Yüreğim avuçlarında
Seninle ikimiz yanyana olamadık,
Göremedi hiç martılar bizi kolkola
Ne elinin sıcaklığına yapışıp kaldı kalbim,
Ne buz gibi bir dondurma yiyebildik Moda’da
Yedi tepeli şehrim birine bile çıkıp
Seremedim bu şehri ayaklarına
Başım omuzlarında
Saçlarım kucağında olamadı hiç
Bebek’teki o yaşlı amcanın
Islanmadı kiprikleri uğrumuza,
Ne Hisar’da bir bardak çay içebildik
Ne vapurdan simit atabildik kuşlara…
Alıp ellerini avucuma
Dökemedim hiç içimi sana,
Sense takılıp kalmışsın denizsiz şehrine,
Kimbilir ellerin kimlerin ellerinde…
İstanbul hiç yanyana görmedi bizi
Yeni çıkan şarkılar avaz avazken sokaklarda
Şöyle bir elin belimde, yürüyemedik senle Beyoğlu ’nda
Ben çıkıp Çamlıca’ya
Sen Piyer Loti sırtlarında
“Benimsin ” diye bağıramadık hiç doya doya…

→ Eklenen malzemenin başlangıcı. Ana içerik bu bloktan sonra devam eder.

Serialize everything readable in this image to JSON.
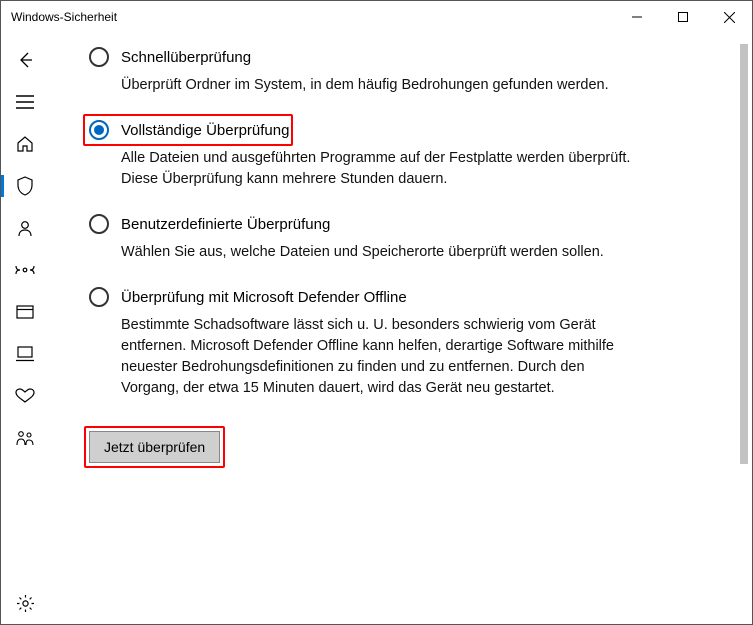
{
  "window": {
    "title": "Windows-Sicherheit"
  },
  "options": {
    "quick": {
      "title": "Schnellüberprüfung",
      "desc": "Überprüft Ordner im System, in dem häufig Bedrohungen gefunden werden."
    },
    "full": {
      "title": "Vollständige Überprüfung",
      "desc": "Alle Dateien und ausgeführten Programme auf der Festplatte werden überprüft. Diese Überprüfung kann mehrere Stunden dauern."
    },
    "custom": {
      "title": "Benutzerdefinierte Überprüfung",
      "desc": "Wählen Sie aus, welche Dateien und Speicherorte überprüft werden sollen."
    },
    "offline": {
      "title": "Überprüfung mit Microsoft Defender Offline",
      "desc": "Bestimmte Schadsoftware lässt sich u. U. besonders schwierig vom Gerät entfernen. Microsoft Defender Offline kann helfen, derartige Software mithilfe neuester Bedrohungsdefinitionen zu finden und zu entfernen. Durch den Vorgang, der etwa 15 Minuten dauert, wird das Gerät neu gestartet."
    }
  },
  "action": {
    "scan_now": "Jetzt überprüfen"
  }
}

Ne Heybeli’de mehtap nasip oldu bize
Ne de bir yudum sahlep Sultanahmet’te!..
Karanlık sararken senin olmadığın bu şehri
Serçe parmağın bile değmedi, dudaklarıma
Ne şehr-i deniz sensiz İstanbul’un
Ne o eski şarkılar haz verir kulağıma,
Çocuklar gibi şen yüreğimizle,
Doya doya koşamadık Aşiyan’da
Hiç mola veremedik bir ağacın altında
Ve üzerine adımızın harflerini kazıdığımız
Bir ağacımız olmadı İstanbul’da,
Ne notlarımızı unuttuk bir otobüste
Ne de kendimizi, ikinci sınıf bir meyhanede
Sen yine takılıp kalmışsındır şehrine,
Kimbilir ellerin kimin ellerinde…
Akşam vakti Tophane’de oturup,
Bir tavla atamadık birlikte,
Yaslanamadım doyasiya, bir kere bile gögsüne,
İstanbul’u gezemedik
Tramway’a hiç binemedik
Ne doğduğum evi görebildin,
Ne sakladığım bebeklerimi,
Ve ben seni bildim bileli…
Unutmadı İstanbul, denizsiz şehre ihanetimi,
Istanbul’da bir gün bile değmedi elin elime,
Bir dilim ekmeği ikimiz için bölemedik
Ne müzelerini gezip, tarihimizi bilebildik seninle
Ne Fatih’in fethini konuşabildik..
Biz seninle hiç olamadık bu şehirde
Sandallara binip kız kulesine gidemedik
Ne de kız kulesi ayağımıza gelebildi…
Denizi olmayan şehrin prensi!
Istanbul neden istemedi bizi?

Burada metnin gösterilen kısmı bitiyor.